Section: New Results

Model checking of Logical Biological Models

Model checking logical regulatory networks

Participants : Pedro T. Monteiro [INESC-ID, Lisboa, Portugal] , Wassim Abou-Jaoudé, Denis Thieffry [IBENS, France] , Claudine Chaouiya [IGC, Oeiras, Portugal] .

Model checking, Regulatory networks. Regulatory and signalling networks control cell behaviours in response to environmental cues. The logical formalism has been widely employed to study these interaction networks, which are modelled as discrete dynamical systems. While biologists identify networks encompassing more and more components, properties of biological relevance become hard to verify.

In [22] , we report on the use of model-checking techniques to address this challenge. This approach is illustrated by an application dealing with the modelling of T-helper lymphocyte differentiation.

Model checking to assess T-helper cell plasticity

Participants : Wassim Abou-Jaoudé, Pedro T. Monteiro [INESC-ID, Lisboa, Portugal] , Aurélien Naldi [Centre Intégratif de Lausanne, Lausanne, Switzerland] , Maximilien Grandclaudon [Institut Curie, Paris, France] , Vassili Sommeils [Institut Curie, Paris, France] , Claudine Chaouiya [IGC, Oeiras, Portugal] , Denis Thieffry [IBENS, France] .

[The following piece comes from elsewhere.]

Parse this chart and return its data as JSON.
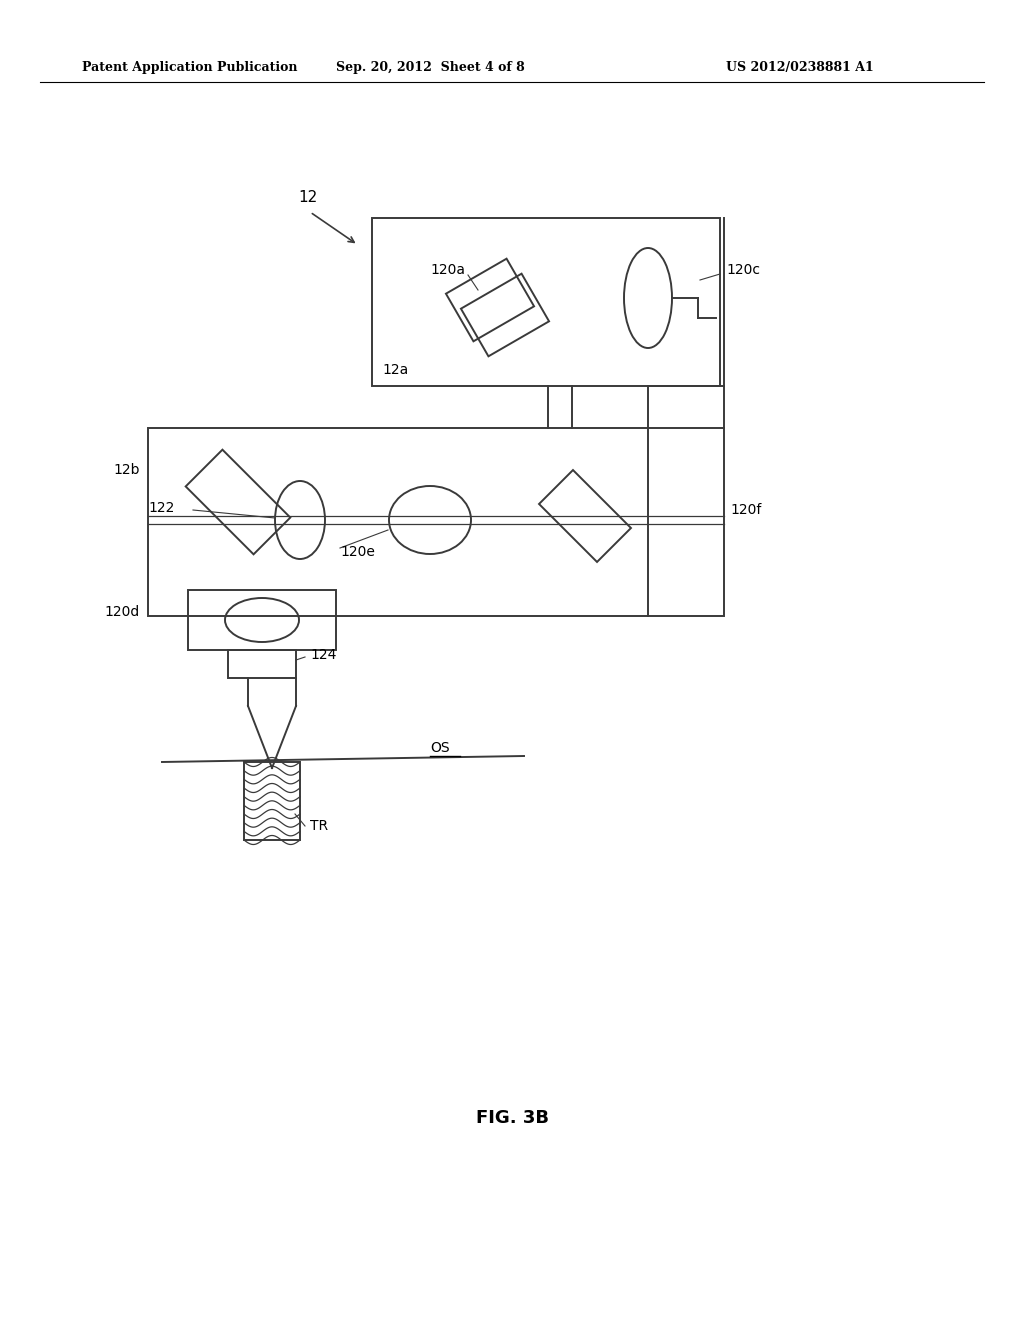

Model checking, Logical modeling. Computational modeling constitutes a crucial step toward the functional understanding of complex cellular networks. In particular, logical modeling has proven suitable for the dynamical analysis of large signaling and transcriptional regulatory networks. In this context, signaling input components are generally meant to convey external stimuli, or environmental cues. In response to such external signals, cells acquire specific gene expression patterns modeled in terms of attractors (e.g., stable states).The capacity for cells to alter or reprogram their differentiated states upon changes in environmental conditions is referred to as cell plasticity. In this article, we present a multivalued logical framework along with computational methods recently developed to efficiently analyze large models.We mainly focus on a symbolic model checking approach to investigate switches between attractors subsequent to changes of input conditions. As a case study, we consider the cellular network regulating the differentiation of T-helper (Th) cells, which orchestrate many physiological and pathological immune responses. To account for novel cellular subtypes, we present, in [8] , an extended version of a published model of Th cell differentiation.We then use symbolic model checking to analyze reachability properties between Th subtypes upon changes of environmental cues. This allows for the construction of a synthetic view of Th cell plasticity in terms of a graph connecting subtypes with arcs labeled by input conditions. Finally, we explore novel strategies enabling specific Th cell polarizing or reprograming events.